Friday, December 2, 2011

(Not Quite) The Worst Day of my Life (but Close Enough)...

They tell you not to eat before it happens. They tell you to hold it in until they can get a sample. They tell you to wait. To enter. To put this gown on. To lay down. That this is going to be cold here, and there. What drug they've just given you. To count down from 100 hundred. If you're ready. But you're never ready. Even when they say "This is going to be uncomfortable just for a second" and "This might pinch". Then after wards, they hand you a bottle of more drugs, with longer names than you can pronounce in your current state. They give you a clean little packet of papers, that is supposed to explain everything you need to do for the next week, and if anything should happen that isn't covered in those pages, to give them a call.

But you can't call them after you wake up from another nightmare. You can't call them when you cry every hour because the shock finally hits you days afterwards. They don't mention that in their papers either; how you'll have to stand there with the knowledge that you let something go. That thing you and others told you you'd be better off without. That thing that books and movies describes as "the best thing to happen to you". So that makes what you did "the worst thing to happen to you", right?

But it isn't in the losing it, it's in the wanting to keep it with every fiber of your being since the moment you woke up in a half-daze to test yourself at five in the morning. That moment when you think your mind is playing a cold trick on your heartstrings, and yet after the floor stops spinning, you realize that it actually happened to you. Even as you're calling the other member to this party, long distance, at a reasonable hour that is long past the hours you've been living with this realization alone. Then trying to convince him to fly down to your hometown now, no not three weeks from now, but now. Right here. Because you need his arms right now, and his words to convince you out of your desires. You need to feel his skin, because it's the only thing that will be like that thing that is growing inside of you. You need to feel the brush of his hair against your cheek, because it was going to be similar to the crown of hair inside of your body. The one you'll never touch. Or ever see.

They never tell you how you have the date burned into your memory, like a cattle prod, and that every year afterwards you will have to drink yourself into a stupor to celebrate the loss of something that took a part of you with it. They never tell you that afterwards, you feel half the woman you were before. Even when they remind you of what you can have again, and again, and again. None of it matters. How can it? The first one was let go, no... ripped out. Pinched out. How can you replace that feeling? That longing?

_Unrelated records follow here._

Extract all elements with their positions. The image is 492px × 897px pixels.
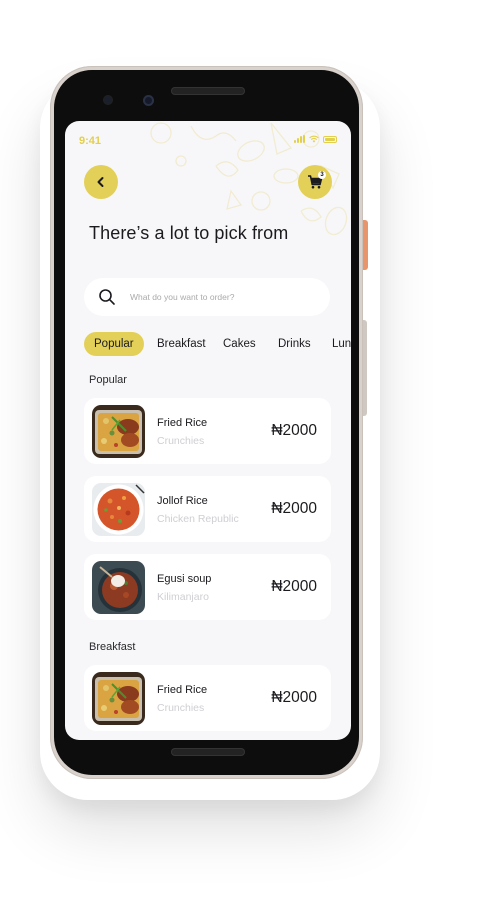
tab-popular[interactable]: Popular: [84, 332, 144, 356]
front-camera: [143, 95, 154, 106]
top-speaker: [171, 87, 245, 95]
wifi-icon: [309, 135, 319, 143]
food-price: ₦2000: [271, 500, 317, 517]
power-button: [363, 220, 368, 270]
food-image-fried-rice: [92, 672, 145, 725]
tab-lunch[interactable]: Lun: [332, 332, 351, 356]
vendor-name: Chicken Republic: [157, 513, 239, 525]
cart-button[interactable]: 3: [298, 165, 332, 199]
food-name: Jollof Rice: [157, 495, 208, 507]
food-card[interactable]: Jollof Rice Chicken Republic ₦2000: [84, 476, 331, 542]
tab-drinks[interactable]: Drinks: [278, 332, 311, 356]
search-icon: [99, 289, 115, 305]
category-tabs: Popular Breakfast Cakes Drinks Lun: [84, 332, 351, 356]
food-image-jollof-rice: [92, 483, 145, 536]
section-title-breakfast: Breakfast: [89, 641, 136, 653]
signal-icon: [294, 135, 305, 143]
vendor-name: Crunchies: [157, 435, 205, 447]
food-image-egusi-soup: [92, 561, 145, 614]
food-price: ₦2000: [271, 689, 317, 706]
food-name: Fried Rice: [157, 684, 208, 696]
cart-count-badge: 3: [318, 171, 326, 179]
food-card[interactable]: Fried Rice Crunchies ₦2000: [84, 665, 331, 731]
tab-cakes[interactable]: Cakes: [223, 332, 256, 356]
app-screen: 9:41 3 There’s a lot to pick from What d…: [65, 121, 351, 740]
food-price: ₦2000: [271, 578, 317, 595]
food-card[interactable]: Fried Rice Crunchies ₦2000: [84, 398, 331, 464]
bottom-speaker: [171, 748, 245, 756]
food-image-fried-rice: [92, 405, 145, 458]
food-name: Fried Rice: [157, 417, 208, 429]
vendor-name: Kilimanjaro: [157, 591, 209, 603]
search-input[interactable]: [130, 292, 300, 302]
tab-breakfast[interactable]: Breakfast: [157, 332, 206, 356]
vendor-name: Crunchies: [157, 702, 205, 714]
search-bar[interactable]: [84, 278, 330, 316]
chevron-left-icon: [97, 177, 104, 187]
sensor-dot: [104, 96, 112, 104]
status-icons: [294, 135, 337, 143]
food-price: ₦2000: [271, 422, 317, 439]
volume-button: [363, 320, 367, 416]
status-time: 9:41: [79, 135, 102, 147]
food-card[interactable]: Egusi soup Kilimanjaro ₦2000: [84, 554, 331, 620]
battery-icon: [323, 135, 337, 143]
back-button[interactable]: [84, 165, 118, 199]
page-title: There’s a lot to pick from: [89, 223, 289, 243]
section-title-popular: Popular: [89, 374, 127, 386]
food-name: Egusi soup: [157, 573, 212, 585]
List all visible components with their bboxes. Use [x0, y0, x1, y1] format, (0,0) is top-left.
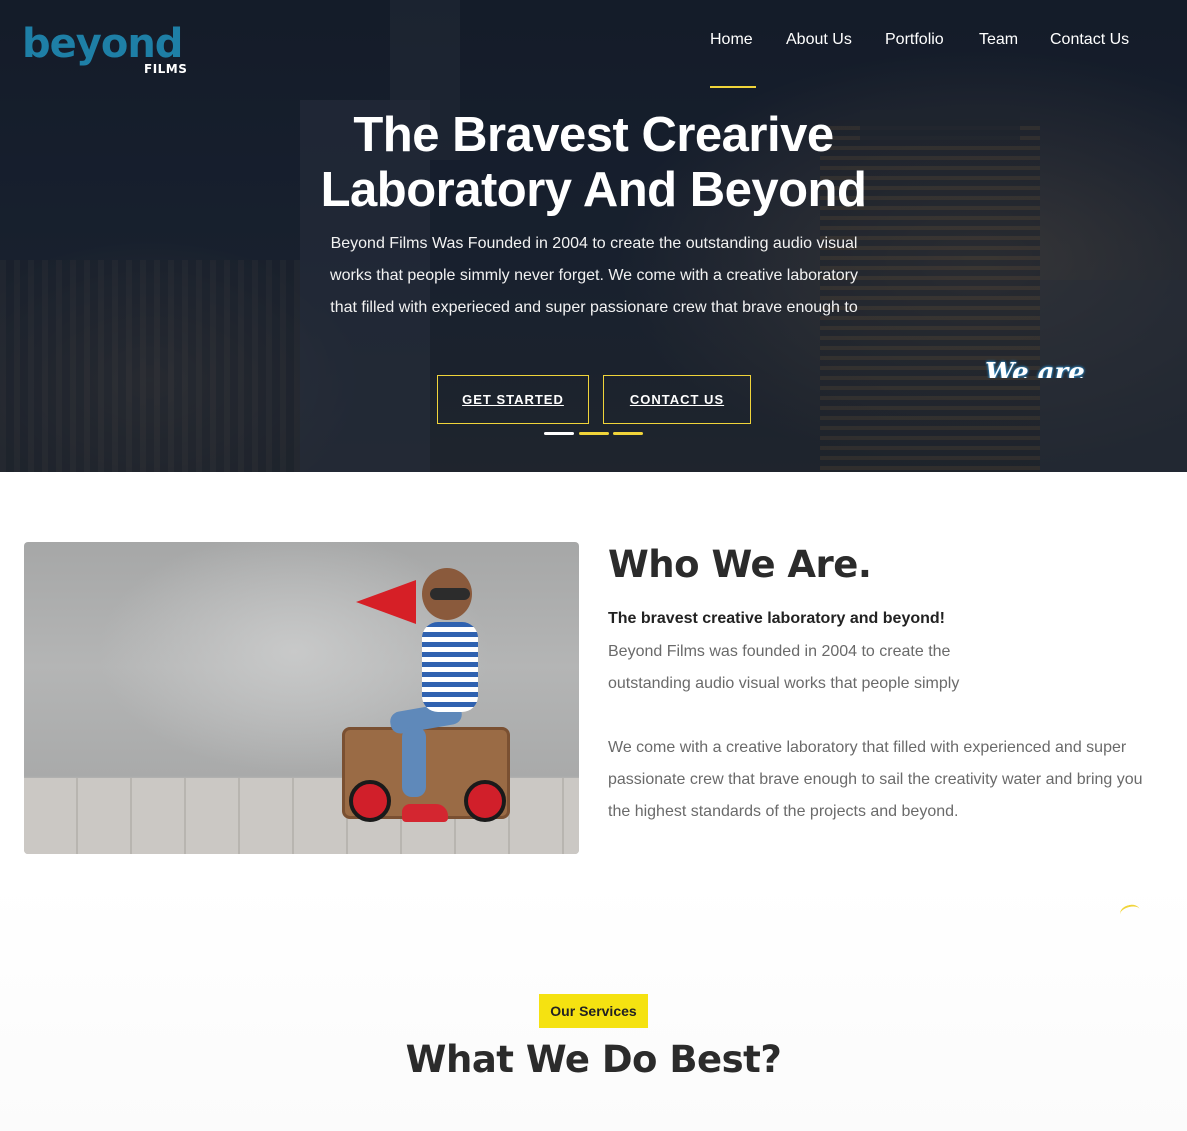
- who-we-are-paragraph-1: Beyond Films was founded in 2004 to crea…: [608, 643, 960, 692]
- hero-title: The Bravest Crearive Laboratory And Beyo…: [0, 108, 1187, 218]
- nav-active-indicator: [710, 86, 756, 88]
- who-we-are-image: [24, 542, 579, 854]
- nav-portfolio[interactable]: Portfolio: [885, 30, 944, 50]
- hero-overlay-text-content: We are: [985, 358, 1085, 378]
- services-title: What We Do Best?: [405, 1038, 782, 1081]
- hero-overlay-text: We are: [985, 356, 1125, 378]
- shoe-illustration: [402, 804, 448, 822]
- nav-contact-us[interactable]: Contact Us: [1050, 30, 1129, 50]
- megaphone-icon: [356, 580, 416, 624]
- who-we-are-title: Who We Are.: [608, 543, 872, 586]
- logo-subtitle: FILMS: [144, 62, 188, 76]
- nav-about-us[interactable]: About Us: [786, 30, 852, 50]
- slide-indicator-2[interactable]: [579, 432, 609, 435]
- hero-title-line1: The Bravest Crearive: [353, 108, 834, 162]
- slide-indicator-3[interactable]: [613, 432, 643, 435]
- main-nav: Home About Us Portfolio Team Contact Us: [0, 30, 1187, 88]
- hero-title-line2: Laboratory And Beyond: [320, 163, 867, 217]
- hero-description: Beyond Films Was Founded in 2004 to crea…: [330, 235, 858, 316]
- hero-section: beyond FILMS Home About Us Portfolio Tea…: [0, 0, 1187, 472]
- who-we-are-paragraph-2: We come with a creative laboratory that …: [608, 739, 1143, 820]
- services-badge: Our Services: [539, 994, 648, 1028]
- slider-indicators: [0, 432, 1187, 436]
- wheel-illustration: [464, 780, 506, 822]
- get-started-button[interactable]: GET STARTED: [437, 375, 589, 424]
- wheel-illustration: [349, 780, 391, 822]
- child-shin-illustration: [402, 727, 426, 797]
- striped-shirt-illustration: [422, 622, 478, 712]
- nav-team[interactable]: Team: [979, 30, 1018, 50]
- nav-home[interactable]: Home: [710, 30, 753, 50]
- contact-us-button[interactable]: CONTACT US: [603, 375, 751, 424]
- goggles-illustration: [430, 588, 470, 600]
- slide-indicator-1[interactable]: [544, 432, 574, 435]
- who-we-are-subtitle: The bravest creative laboratory and beyo…: [608, 610, 945, 627]
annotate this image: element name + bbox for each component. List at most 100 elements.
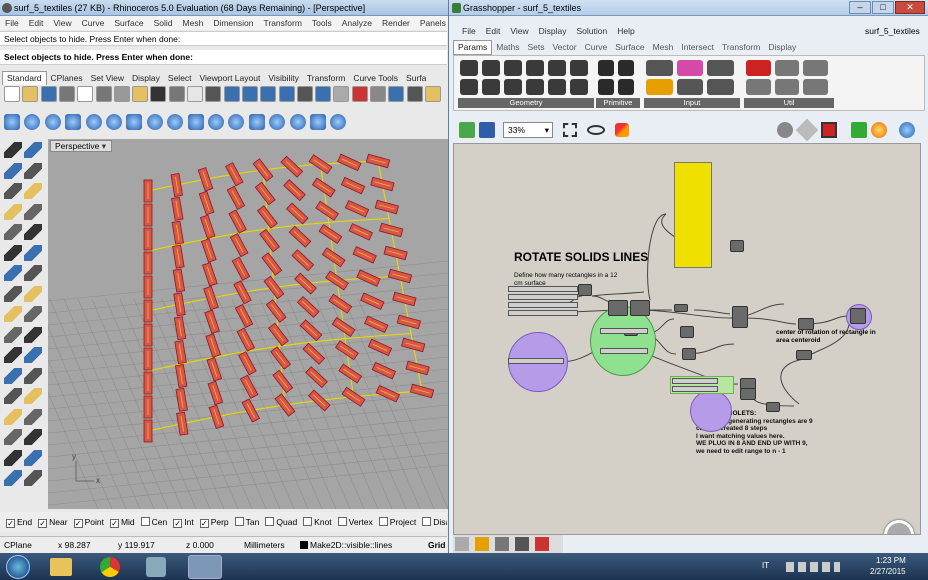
component-icon[interactable] [707, 79, 734, 95]
component-icon[interactable] [746, 79, 771, 95]
gh-menu-view[interactable]: View [505, 24, 533, 38]
standard-tool-icon[interactable] [296, 86, 313, 102]
solid-tool-icon[interactable] [208, 114, 224, 130]
component-icon[interactable] [803, 79, 828, 95]
osnap-point[interactable]: ✓ Point [68, 517, 104, 528]
toolbar-tab-5[interactable]: Viewport Layout [196, 72, 265, 85]
gh-menu-edit[interactable]: Edit [481, 24, 506, 38]
standard-tool-icon[interactable] [406, 86, 423, 102]
left-tool-icon[interactable] [4, 367, 22, 384]
cplane-label[interactable]: CPlane [4, 537, 32, 553]
standard-tool-icon[interactable] [278, 86, 295, 102]
preview-mode-icon[interactable] [821, 122, 837, 138]
gh-menu-help[interactable]: Help [612, 24, 639, 38]
solid-tool-icon[interactable] [4, 114, 20, 130]
rhino-menu-render[interactable]: Render [377, 16, 415, 30]
rhino-menu-panels[interactable]: Panels [415, 16, 448, 30]
perspective-viewport[interactable]: Perspective ▾ y x [48, 139, 448, 509]
command-prompt[interactable]: Select objects to hide. Press Enter when… [0, 50, 447, 65]
left-tool-icon[interactable] [4, 183, 22, 199]
canvas-tool-icon-4[interactable] [515, 537, 529, 551]
standard-tool-icon[interactable] [132, 86, 149, 102]
solid-tool-icon[interactable] [269, 114, 286, 130]
left-tool-icon[interactable] [24, 449, 42, 466]
standard-tool-icon[interactable] [205, 86, 222, 102]
gh-component[interactable] [740, 388, 756, 400]
osnap-project[interactable]: Project [373, 517, 416, 527]
standard-tool-icon[interactable] [241, 86, 258, 102]
gh-menu-file[interactable]: File [457, 24, 481, 38]
number-slider[interactable] [508, 302, 578, 308]
toolbar-tab-4[interactable]: Select [164, 72, 196, 85]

That's right. You replace it with his words, when every night you woke up in sweat over another dream of her beautiful face, and her precious laugh that you have on a tape in the cassette player that is your innocence. His words "Don't worry baby, we'll have another one" another what? Accident? Isn't that what you called it? Isn't that what it had always been, even after you left me shortly after? After I went insane with the post-traumatic depression, after I swallowed an entire bottle of pills in front of you?

I guess we really did have 'another', after all.